# A linear map having all numbers as eigenvalue

Consider a linear map $$\varphi : E \to E$$ where $$E$$ is a linear space over the field $$\mathbb C$$ of the complex numbers. When $$E$$ is a finite dimensional vector space of dimension $$n \ge 1$$, the number of eigenvalues is finite.
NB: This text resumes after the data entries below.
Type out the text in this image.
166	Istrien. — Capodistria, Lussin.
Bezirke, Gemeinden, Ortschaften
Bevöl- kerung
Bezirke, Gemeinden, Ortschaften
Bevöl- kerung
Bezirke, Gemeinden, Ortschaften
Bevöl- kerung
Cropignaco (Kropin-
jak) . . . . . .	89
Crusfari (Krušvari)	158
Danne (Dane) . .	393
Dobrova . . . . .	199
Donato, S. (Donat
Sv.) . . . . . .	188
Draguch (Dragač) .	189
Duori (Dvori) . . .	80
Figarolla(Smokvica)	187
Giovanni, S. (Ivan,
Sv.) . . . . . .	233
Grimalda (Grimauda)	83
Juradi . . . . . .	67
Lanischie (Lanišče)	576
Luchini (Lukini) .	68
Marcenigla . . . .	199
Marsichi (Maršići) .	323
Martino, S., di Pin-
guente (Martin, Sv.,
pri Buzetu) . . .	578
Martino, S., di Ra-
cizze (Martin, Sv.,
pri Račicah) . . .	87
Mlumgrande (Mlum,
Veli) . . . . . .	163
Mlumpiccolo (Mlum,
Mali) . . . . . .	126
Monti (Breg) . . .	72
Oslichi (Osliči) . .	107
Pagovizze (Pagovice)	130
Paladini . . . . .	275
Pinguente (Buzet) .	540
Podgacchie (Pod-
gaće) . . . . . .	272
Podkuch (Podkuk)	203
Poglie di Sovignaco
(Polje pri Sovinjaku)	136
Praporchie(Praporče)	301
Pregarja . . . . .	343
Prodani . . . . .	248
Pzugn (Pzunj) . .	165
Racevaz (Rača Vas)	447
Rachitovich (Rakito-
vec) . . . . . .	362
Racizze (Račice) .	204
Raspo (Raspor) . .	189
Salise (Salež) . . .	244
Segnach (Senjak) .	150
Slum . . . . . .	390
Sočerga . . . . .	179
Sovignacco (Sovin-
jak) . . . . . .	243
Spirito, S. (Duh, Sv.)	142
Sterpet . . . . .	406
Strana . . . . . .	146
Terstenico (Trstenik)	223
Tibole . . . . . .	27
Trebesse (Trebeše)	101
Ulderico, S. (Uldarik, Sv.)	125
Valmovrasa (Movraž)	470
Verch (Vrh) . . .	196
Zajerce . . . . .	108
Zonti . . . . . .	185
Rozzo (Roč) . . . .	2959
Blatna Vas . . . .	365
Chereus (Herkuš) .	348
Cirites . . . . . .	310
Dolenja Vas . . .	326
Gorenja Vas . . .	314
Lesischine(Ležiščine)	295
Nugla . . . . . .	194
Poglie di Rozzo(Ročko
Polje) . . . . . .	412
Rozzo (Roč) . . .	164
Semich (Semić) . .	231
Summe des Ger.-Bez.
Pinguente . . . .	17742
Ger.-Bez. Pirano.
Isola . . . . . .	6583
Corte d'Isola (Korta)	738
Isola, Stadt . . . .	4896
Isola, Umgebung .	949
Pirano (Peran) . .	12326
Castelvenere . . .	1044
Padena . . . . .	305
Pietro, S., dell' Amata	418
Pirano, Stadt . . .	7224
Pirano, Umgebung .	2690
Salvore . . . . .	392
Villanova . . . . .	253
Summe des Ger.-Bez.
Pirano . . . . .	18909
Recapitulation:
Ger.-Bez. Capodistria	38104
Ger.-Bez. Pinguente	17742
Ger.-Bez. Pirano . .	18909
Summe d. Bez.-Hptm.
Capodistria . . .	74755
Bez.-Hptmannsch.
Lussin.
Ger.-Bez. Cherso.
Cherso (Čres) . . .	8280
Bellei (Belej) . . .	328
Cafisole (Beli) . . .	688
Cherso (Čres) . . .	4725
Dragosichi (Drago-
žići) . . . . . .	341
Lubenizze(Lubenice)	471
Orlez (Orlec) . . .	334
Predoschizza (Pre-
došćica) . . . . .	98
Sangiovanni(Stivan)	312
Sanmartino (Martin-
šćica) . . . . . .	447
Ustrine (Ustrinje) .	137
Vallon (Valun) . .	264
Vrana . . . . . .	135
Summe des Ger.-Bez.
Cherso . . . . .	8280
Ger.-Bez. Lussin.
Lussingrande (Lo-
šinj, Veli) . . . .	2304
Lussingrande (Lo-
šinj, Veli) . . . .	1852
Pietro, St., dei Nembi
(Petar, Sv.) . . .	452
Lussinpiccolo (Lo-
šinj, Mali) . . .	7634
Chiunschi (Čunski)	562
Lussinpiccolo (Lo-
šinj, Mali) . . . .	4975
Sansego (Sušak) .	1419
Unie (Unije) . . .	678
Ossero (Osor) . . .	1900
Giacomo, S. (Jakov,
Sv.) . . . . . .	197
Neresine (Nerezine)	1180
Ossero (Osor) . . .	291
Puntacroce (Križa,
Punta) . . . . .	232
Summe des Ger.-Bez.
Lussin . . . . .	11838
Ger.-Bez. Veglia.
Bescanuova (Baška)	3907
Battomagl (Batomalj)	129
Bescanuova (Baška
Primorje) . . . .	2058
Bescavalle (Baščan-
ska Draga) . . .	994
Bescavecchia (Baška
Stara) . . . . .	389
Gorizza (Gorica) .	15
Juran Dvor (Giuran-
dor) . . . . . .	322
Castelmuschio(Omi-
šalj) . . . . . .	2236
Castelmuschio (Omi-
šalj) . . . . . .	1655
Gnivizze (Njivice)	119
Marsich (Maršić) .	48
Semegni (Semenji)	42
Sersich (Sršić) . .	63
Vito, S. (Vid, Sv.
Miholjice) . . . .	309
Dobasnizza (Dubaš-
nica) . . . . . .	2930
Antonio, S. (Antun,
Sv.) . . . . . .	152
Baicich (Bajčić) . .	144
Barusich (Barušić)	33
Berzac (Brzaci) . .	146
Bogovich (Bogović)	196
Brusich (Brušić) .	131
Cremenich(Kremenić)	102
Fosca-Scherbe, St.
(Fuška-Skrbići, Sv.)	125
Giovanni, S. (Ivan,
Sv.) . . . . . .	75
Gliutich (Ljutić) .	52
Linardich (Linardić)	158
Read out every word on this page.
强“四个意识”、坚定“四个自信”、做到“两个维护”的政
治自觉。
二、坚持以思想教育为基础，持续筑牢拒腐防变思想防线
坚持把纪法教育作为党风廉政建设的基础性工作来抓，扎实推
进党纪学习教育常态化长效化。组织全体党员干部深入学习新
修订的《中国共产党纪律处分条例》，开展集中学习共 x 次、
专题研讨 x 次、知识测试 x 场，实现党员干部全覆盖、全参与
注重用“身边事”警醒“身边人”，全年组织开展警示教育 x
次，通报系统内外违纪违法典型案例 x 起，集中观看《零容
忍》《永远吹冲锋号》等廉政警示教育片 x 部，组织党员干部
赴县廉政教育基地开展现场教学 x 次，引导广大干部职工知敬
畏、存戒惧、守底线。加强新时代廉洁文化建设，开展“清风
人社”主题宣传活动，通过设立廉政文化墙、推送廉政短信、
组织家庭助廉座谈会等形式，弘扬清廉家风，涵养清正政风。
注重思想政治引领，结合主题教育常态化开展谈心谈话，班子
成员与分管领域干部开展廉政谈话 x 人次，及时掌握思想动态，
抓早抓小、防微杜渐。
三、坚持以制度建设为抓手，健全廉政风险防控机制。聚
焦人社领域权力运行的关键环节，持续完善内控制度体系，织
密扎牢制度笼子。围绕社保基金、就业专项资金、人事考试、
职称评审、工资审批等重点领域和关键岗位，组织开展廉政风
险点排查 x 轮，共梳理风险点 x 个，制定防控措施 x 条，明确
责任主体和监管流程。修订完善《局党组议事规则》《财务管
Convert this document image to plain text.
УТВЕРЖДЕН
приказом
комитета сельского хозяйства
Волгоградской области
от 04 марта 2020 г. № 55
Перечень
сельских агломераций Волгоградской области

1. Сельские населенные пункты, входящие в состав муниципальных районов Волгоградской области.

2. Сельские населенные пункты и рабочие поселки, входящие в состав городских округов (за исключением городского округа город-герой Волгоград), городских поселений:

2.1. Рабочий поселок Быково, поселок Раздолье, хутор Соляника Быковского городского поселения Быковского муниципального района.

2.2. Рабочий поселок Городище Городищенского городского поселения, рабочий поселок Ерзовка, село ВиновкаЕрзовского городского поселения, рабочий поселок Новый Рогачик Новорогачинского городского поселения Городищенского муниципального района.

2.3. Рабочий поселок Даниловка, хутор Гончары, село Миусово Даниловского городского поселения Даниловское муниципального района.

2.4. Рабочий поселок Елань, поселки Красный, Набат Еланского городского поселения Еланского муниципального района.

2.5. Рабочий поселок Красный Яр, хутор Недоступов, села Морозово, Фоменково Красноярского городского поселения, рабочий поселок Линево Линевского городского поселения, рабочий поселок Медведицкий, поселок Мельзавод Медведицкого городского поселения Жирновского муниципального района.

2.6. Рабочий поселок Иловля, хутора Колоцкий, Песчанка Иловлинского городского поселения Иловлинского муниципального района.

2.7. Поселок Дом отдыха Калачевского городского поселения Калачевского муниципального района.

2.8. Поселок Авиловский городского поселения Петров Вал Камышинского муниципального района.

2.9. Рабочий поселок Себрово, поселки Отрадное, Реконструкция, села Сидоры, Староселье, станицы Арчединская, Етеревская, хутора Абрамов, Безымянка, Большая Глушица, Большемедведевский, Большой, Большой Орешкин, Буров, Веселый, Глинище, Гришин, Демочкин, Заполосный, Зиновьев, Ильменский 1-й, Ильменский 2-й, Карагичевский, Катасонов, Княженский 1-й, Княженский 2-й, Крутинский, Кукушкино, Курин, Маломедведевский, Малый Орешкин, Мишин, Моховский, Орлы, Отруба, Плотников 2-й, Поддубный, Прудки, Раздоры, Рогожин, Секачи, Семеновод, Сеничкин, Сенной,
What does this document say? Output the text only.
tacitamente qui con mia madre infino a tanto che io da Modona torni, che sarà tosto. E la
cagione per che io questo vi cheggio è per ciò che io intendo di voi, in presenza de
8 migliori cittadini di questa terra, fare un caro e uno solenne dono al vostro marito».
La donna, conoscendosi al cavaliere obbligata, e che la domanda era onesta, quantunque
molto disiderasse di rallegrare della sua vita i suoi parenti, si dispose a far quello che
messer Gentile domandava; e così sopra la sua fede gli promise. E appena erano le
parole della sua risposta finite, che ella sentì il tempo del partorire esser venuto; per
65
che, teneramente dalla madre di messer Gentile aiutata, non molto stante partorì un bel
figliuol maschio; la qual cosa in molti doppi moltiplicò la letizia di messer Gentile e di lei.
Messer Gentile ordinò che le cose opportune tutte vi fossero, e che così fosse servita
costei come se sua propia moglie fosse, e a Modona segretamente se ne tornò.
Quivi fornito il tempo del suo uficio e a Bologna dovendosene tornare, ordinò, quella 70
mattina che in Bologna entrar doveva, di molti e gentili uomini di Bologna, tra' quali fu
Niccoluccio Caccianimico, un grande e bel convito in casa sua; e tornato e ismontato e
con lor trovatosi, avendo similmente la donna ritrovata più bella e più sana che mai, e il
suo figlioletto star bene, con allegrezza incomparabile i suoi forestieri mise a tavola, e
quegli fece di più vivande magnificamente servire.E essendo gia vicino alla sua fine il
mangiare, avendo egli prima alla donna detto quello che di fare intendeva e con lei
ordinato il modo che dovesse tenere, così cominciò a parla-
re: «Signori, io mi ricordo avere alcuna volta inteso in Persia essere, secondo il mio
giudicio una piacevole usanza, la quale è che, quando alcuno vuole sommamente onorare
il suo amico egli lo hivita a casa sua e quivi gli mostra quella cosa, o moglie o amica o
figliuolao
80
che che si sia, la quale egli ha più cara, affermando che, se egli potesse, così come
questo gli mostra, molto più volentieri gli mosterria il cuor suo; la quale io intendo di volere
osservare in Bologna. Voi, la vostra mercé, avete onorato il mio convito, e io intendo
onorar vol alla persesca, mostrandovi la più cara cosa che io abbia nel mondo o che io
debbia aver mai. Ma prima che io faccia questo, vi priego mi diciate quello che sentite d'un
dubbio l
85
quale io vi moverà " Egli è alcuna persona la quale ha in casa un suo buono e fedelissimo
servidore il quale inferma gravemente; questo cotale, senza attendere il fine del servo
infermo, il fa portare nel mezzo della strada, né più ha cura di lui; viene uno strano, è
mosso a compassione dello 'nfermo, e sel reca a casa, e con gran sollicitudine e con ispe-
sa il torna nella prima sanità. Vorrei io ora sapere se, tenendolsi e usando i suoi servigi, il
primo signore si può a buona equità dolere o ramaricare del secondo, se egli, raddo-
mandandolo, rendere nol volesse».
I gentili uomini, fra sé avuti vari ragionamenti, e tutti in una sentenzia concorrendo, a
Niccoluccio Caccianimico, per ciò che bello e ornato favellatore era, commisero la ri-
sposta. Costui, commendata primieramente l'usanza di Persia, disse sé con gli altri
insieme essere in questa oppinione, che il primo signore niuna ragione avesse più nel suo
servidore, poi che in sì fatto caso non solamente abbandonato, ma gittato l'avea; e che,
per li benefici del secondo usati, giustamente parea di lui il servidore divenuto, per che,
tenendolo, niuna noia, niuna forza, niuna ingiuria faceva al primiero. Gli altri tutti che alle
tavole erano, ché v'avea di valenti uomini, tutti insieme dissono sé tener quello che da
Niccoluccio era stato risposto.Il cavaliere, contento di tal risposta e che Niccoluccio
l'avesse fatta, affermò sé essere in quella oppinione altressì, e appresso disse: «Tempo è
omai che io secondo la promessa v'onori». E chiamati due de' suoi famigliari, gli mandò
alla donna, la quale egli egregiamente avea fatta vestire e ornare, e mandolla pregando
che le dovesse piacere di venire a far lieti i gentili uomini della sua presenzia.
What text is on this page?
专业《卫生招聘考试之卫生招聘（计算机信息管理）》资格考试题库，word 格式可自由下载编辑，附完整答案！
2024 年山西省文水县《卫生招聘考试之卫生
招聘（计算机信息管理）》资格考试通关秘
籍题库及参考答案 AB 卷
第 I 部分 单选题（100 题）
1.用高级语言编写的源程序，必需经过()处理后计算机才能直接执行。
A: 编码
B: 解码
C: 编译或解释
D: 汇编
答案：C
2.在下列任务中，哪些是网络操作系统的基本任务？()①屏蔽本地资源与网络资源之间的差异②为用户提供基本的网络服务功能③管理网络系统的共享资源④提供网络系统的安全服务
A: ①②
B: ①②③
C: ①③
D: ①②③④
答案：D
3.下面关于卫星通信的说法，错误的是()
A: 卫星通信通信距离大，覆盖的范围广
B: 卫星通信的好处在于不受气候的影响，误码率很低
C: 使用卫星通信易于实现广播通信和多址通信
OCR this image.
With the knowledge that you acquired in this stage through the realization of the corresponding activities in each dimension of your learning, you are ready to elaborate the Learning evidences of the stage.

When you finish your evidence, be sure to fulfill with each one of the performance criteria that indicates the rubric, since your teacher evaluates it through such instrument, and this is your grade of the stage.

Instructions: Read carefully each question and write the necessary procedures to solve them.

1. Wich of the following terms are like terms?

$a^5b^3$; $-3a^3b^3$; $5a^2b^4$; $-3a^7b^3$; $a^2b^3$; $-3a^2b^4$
The eigenvalues are the roots of the characteristic polynomial $$\chi_\varphi$$ of $$\varphi$$. $$\chi_\varphi$$ is a complex polynomial of degree $$n \ge 1$$. Therefore the set of eigenvalues of $$\varphi$$ is non-empty and its cardinal is less than $$n$$.

Things are different when $$E$$ is an infinite dimensional space.

### A linear map having all numbers as eigenvalue

Let’s consider the linear space $$E=\mathcal C^\infty([0,1])$$ of smooth complex functions having derivatives of all orders and defined on the segment $$[0,1]$$. $$E$$ is an infinite dimensional space: it contains all the polynomial maps.

On $$E$$, we define the linear map $\begin{array}{l|rcl} \varphi : & \mathcal C^\infty([0,1]) & \longrightarrow & \mathcal C^\infty([0,1]) \\ & f & \longmapsto & f^\prime \end{array}$

The set of eigenvalues of $$\varphi$$ is all $$\mathbb C$$. Indeed, for $$\lambda \in \mathbb C$$ the map $$t \mapsto e^{\lambda t}$$ is an eigenvector associated to the eigenvalue $$\lambda$$.

### A linear map having no eigenvalue

On the same linear space $$E=\mathcal C^\infty([0,1])$$, we now consider the linear map $\begin{array}{l|rcl} \psi : & \mathcal C^\infty([0,1]) & \longrightarrow & \mathcal C^\infty([0,1]) \\ & f & \longmapsto & x f \end{array}$

Suppose that $$\lambda \in \mathbb C$$ is an eigenvalue of $$\psi$$ and $$h \in E$$ an eigenvector associated to $$\lambda$$. By hypothesis, there exists $$x_0 \in [0,1]$$ such that $$h(x_0) \neq 0$$. Even better, as $$h$$ is continuous, $$h$$ is non-vanishing on $$J \cap [0,1]$$ where $$J$$ is an open interval containing $$x_0$$. On $$J \cap [0,1]$$ we have the equality $(\psi(h))(x) = x h(x) = \lambda h(x)$ Hence $$x=\lambda$$ for all $$x \in J \cap [0,1]$$. A contradiction proving that $$\psi$$ has no eigenvalue.